I frequently drive across state lines for work and get pulled over a lot. (I suppose it’s because I’m a funky dresser and have lots of political bumper stickers.) In two of those situations police asked me to consent to search. Refusing police searches worked for me both times. It can work for you too.

While pulled over in Indiana, the cops separated me from the driver who I gave a crash course in refusing consent in the minute or two before the officer got to the vehicle. They pulled the “divide and conquer move” and used a lot of clever sounding questions to trick us into consenting, but when my nervous female friend sheepishly responded by saying, “I don’t have anything to hide, but that doesn’t mean I am consenting to a search” they gave us a warning and drove off.

In Nevada, the cop claimed he was part of a new “safe streets initiative” that required him to “take a look” in vehicles for explosives. Then he said, “You don’t mind if I take a look, do you?”

I replied, “I don’t consent to any searches.” His last words were, “OK. Have a good day.”

In both I was in violation of a traffic law. In one case I was cited for that and in the other two I was not. In both cases I am positive that only bad things could have come from consenting. I was skeptical about refusing consent until I tried it and it worked both times. (And hadn’t worked, I know I would still be giving my lawyer an excellent leg to stand on in court.)

If it weren’t for my repeated viewings of 10 Rules for Dealing with Police, I would have likely not been prepared for those encounters and wound up being intimidated into consenting. It is impossible to stop a technological breakthrough and this is certainly good. However, sometimes you just have to pay a a loan to paychecks. Especially these days, when an epidemic is raging all over the world … It is also likely that I would be rationalizing why consenting was the best option. No one wants to admit, even to one’s self, that they were too weak to refuse.

Did they have a reasonable suspicion?

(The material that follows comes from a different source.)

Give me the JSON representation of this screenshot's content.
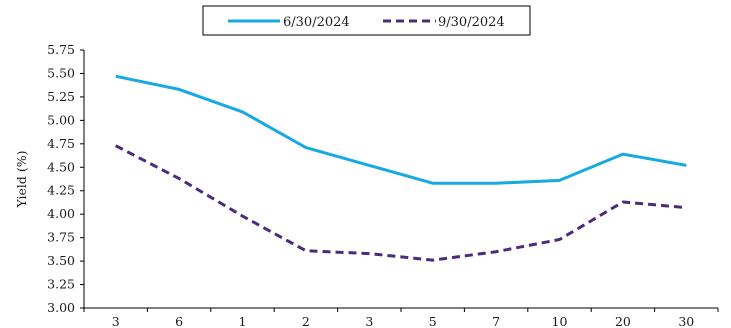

Maybe, but my hunch is that they didn’t want to be in the position of defending that suspicion in court when the next couple dozen people will simply consent and they won’t have to defend their search.

Believing that the police have or will manufacture probable cause is not a good reason to consent to a search. Not consenting is not only the best strategy from a legal standpoint, but it is also an opportunity to flex the remaining rights we have left and to leave the scene with your dignity intact.